Titanium dioxide (TiO2, also know as titania) has been widely studied because of its potential photocatalytic applications. Titanium dioxide only absorbs ultraviolet (UV) radiation. When UV light is illuminated on titanium dioxide, electron-hole pairs are generated. Electrons are generated in the conduction band and holes are generated in the valence band. The electron and hole pairs reduce and oxidize, respectively, adsorbates on the surface of the titanium dioxide, producing radical species such as OH− and O2−. Such radicals may decompose certain organic compounds or pollutants, for example by turning them into non-harmful inorganic compounds. As a result, titanium dioxide coatings have found use in antimicrobial and self-cleaning coatings.
To activate the titanium dioxide to photogenerate these electron-hole pairs (i.e. photocatalytic activity), and thus to provide the titanium dioxide with antimicrobial and/or self-cleaning properties, titanium dioxide must be regularly dosed with photons of energy greater than or equal to 3.0 eV (i.e., radiation having a wavelength less than 413 nm). Depending on variables such as the structure, ingredients, and texture of titanium dioxide coatings, for example, dosing may takes several hours, such as, for example, 6 hours or more. Antimicrobial titanium dioxide coatings, therefore, must generally be exposed to UV radiation for at least 6 hours before achieving the full photocatalytic effect.

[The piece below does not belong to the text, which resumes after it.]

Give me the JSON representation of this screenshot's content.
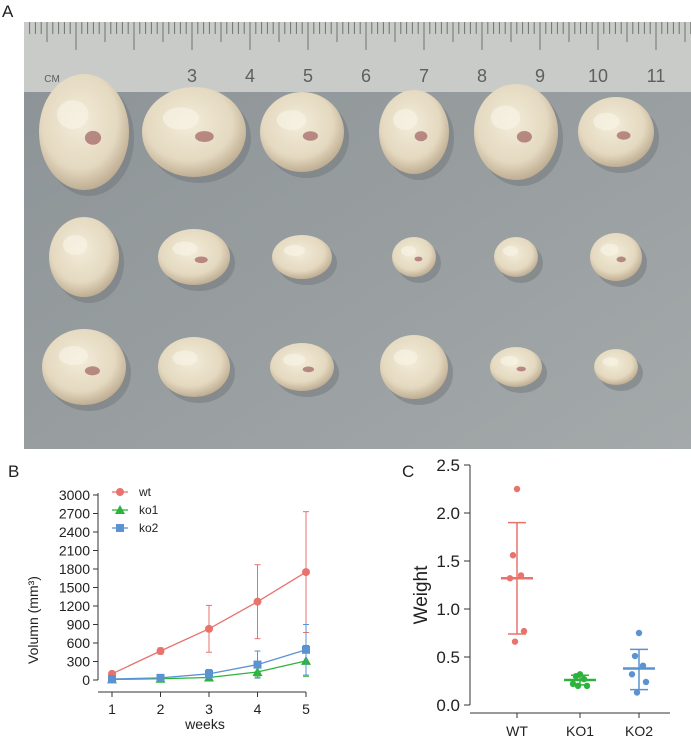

Efforts have been made to extend the energy absorption of titanium dioxide to visible light and to improve the photocatalytic activity of titanium dioxide. For example, foreign metallic elements such as silver can be added. This may, for example, aid electron-hole separation as the silver can serve as an electron trap, and can facilitate electron excitation by creating a local electric field.
Furthermore, titanium dioxide also has been shown to exhibit highly hydrophilic properties when exposed to UV radiation. Such hydrophilicity may be beneficial in certain embodiments, such as, for example, certain coating embodiments. Without wishing to be limited in theory, it is believed that the photoinduced hydrophilicity is a result of photocatalytic splitting of water by the mechanism of the photocatalytic activity of the titanium dioxide, i.e., by the photogenerated electron-hole pairs. When exposed to UV radiation, the water contact angle of titanium dioxide coatings approaches 0°, i.e., superhydrophilicity.
Current coating methods involving titanium dioxide often result in a disadvantageous loss of hydrophilicity and/or photocatalytic activity (and thus antimicrobial and/or self-cleaning properties) of the titanium dioxide. This may be due to formation of different phases of the titanium dioxide during the coating process. For example, anatase titanium dioxide typically transforms to rutile phase titanium dioxide when heated at temperatures greater than 600° C., such as may be used during the coating process. The rutile phase has less desirable surface coating properties than the anatase phase, such as, for example, less desirable hydrophilicity and antimicrobial and/or self-cleaning properties.
Current coating methods may also be disadvantageous in that they form coatings that decrease visible light transmission and increase haze when formed on a transparent glass substrate.
There is thus a long-felt need in the industry for methods for forming a titanium dioxide coating having increased photocatalytic activity such as antimicrobial and/or self-cleaning properties and/or hydrophilicity, and/or a reduced dosing time. There is also a long-felt need for anatase titanium dioxide coatings that can be tempered without forming the rutile phase (i.e. increased temperability). In addition, there is a long-felt need for anatase titanium dioxide coatings that allow a maximum amount of visible light to be transmitted with a minimum amount of haze. The invention described herein may, in some embodiments, solve some or all of these of these needs.